|Title:||Copy Letter In Hand ?, Sir Thomas Roe To [Dury]|
|Dating:||2 July 1640|
|Ref:||6/4/74A-B: 74B BLANK|
|Notes:||Turnbull (HDC p221) says to Dury.|
The Hartlib Papers
A Copie of Sir Thomas Rowes letter sent by Basin.
The publique distractions & my privat troubles, haue so confounded mee, that I haue not gathered up my Spirits, nor had any rest in my thoughts. So that if I haue slowly answered your Letters, hauing written but once to you since my returne, you will excuse my impotencie, that I doe not what I desire. I will send you no part of our newes: for I know not where to beginne, nor where to ende. Ill men will spread ill newes fast enough; I would write you somewhat of publicque or privat comfort: But in the Last I cannot say much: for though I cannot disapprooue your Resolution to stay in Germanye, yet if you sawe our great neede at home, both of Civill & Spirituall peace, you would conclude with mee that all labour is lost abroade. And so many other distasts followe one another, that I see no man charitable to himselfe: & I feare there will bee very little extended to maintaine you as were requisite for the honnour of the worke. In this point I must referre you to Mr Harliebs information, & deliuer my opinion clearly, that untill wee settle at home, no man can thinke beyond himselfe; as when I haue the Gout, both my minde and my fingers are onely fixed upon the place of paine. All I can say is for myselfe, that I will not forsake you in any thing, wherein I may giue you constant testimonies, that I will euer bee.
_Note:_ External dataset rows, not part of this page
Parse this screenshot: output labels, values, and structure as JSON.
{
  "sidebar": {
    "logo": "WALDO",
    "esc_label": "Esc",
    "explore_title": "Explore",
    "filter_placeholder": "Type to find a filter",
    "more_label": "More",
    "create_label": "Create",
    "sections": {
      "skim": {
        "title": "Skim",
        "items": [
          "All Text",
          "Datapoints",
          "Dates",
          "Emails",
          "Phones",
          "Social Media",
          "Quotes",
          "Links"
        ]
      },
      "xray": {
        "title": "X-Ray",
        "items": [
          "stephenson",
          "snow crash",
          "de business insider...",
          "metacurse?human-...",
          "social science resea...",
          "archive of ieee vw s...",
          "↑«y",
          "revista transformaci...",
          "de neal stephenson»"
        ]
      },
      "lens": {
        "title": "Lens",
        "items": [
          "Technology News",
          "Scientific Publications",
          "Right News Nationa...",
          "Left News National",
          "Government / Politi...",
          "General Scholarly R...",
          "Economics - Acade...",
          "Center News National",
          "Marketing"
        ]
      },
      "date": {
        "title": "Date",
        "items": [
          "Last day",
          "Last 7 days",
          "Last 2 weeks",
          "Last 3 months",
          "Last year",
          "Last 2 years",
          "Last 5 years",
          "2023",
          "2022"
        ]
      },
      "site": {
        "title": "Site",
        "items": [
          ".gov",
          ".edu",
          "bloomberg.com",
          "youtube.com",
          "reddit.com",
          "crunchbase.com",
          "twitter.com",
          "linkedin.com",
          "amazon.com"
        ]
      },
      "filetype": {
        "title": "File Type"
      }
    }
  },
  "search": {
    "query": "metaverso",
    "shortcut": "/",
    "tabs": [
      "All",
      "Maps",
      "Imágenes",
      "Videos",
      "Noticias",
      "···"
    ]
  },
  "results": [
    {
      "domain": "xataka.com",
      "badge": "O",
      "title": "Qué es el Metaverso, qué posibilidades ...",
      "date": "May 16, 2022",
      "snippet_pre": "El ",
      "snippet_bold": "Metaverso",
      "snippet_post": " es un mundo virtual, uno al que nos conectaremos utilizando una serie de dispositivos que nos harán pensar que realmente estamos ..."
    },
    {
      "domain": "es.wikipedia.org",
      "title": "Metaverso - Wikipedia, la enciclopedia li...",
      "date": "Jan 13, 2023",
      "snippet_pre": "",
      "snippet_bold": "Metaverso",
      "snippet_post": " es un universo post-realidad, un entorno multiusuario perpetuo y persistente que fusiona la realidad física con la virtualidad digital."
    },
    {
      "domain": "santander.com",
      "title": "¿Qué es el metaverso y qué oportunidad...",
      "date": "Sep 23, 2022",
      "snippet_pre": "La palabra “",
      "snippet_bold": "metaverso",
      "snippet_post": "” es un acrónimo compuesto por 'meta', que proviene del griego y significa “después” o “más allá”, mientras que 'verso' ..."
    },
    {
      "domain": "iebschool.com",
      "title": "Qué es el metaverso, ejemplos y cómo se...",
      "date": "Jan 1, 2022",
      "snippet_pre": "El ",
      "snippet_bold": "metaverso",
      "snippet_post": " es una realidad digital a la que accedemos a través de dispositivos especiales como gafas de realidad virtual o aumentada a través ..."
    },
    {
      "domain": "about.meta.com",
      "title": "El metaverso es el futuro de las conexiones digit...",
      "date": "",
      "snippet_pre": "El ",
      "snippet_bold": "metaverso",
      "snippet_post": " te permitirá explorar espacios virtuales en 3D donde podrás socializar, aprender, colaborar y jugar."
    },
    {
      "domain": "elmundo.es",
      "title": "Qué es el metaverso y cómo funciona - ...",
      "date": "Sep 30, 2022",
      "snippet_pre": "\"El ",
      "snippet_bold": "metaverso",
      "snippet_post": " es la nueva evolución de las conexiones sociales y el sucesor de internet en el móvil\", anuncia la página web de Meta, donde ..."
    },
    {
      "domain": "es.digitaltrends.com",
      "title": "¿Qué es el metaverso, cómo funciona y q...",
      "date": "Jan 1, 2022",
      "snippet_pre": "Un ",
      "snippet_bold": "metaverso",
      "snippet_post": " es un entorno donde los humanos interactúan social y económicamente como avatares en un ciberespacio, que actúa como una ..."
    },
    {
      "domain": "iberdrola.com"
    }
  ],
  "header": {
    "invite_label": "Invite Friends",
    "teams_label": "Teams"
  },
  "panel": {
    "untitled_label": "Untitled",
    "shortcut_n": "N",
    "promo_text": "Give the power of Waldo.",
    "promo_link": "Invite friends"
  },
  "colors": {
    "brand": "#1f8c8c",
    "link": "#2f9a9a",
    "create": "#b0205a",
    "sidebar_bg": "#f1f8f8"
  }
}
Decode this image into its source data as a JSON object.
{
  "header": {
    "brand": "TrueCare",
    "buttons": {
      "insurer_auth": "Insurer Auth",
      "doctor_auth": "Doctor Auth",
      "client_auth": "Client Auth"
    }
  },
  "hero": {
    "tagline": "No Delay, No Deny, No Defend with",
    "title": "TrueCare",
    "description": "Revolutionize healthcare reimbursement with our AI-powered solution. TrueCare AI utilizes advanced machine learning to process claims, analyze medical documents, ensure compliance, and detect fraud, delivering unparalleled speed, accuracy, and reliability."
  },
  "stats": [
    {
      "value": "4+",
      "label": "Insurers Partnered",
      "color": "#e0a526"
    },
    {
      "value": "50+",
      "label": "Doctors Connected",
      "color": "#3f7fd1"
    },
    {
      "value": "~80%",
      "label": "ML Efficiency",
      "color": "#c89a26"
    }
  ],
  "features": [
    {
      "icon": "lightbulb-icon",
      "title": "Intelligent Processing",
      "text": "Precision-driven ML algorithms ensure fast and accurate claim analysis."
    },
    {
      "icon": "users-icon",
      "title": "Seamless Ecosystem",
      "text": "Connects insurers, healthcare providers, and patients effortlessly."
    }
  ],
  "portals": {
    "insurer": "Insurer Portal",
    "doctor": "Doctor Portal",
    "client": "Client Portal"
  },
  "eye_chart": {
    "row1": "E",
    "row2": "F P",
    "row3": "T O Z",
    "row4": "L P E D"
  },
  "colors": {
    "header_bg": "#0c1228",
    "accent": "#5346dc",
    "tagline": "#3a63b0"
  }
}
Saint Martinslane 2. Iuly. 1640.
Your most affection.
[left margin, Dury?: P. S.]
Concerning that thought of seruing the Cure,
I confesse it is so humble, that there is in that more
sayd then proiect to helpe you, but it is not practicable
heere: & if I should moue it to his Grace hee
would not approoue it, but thinke very lowe of you.
I leaue it to your better consideration.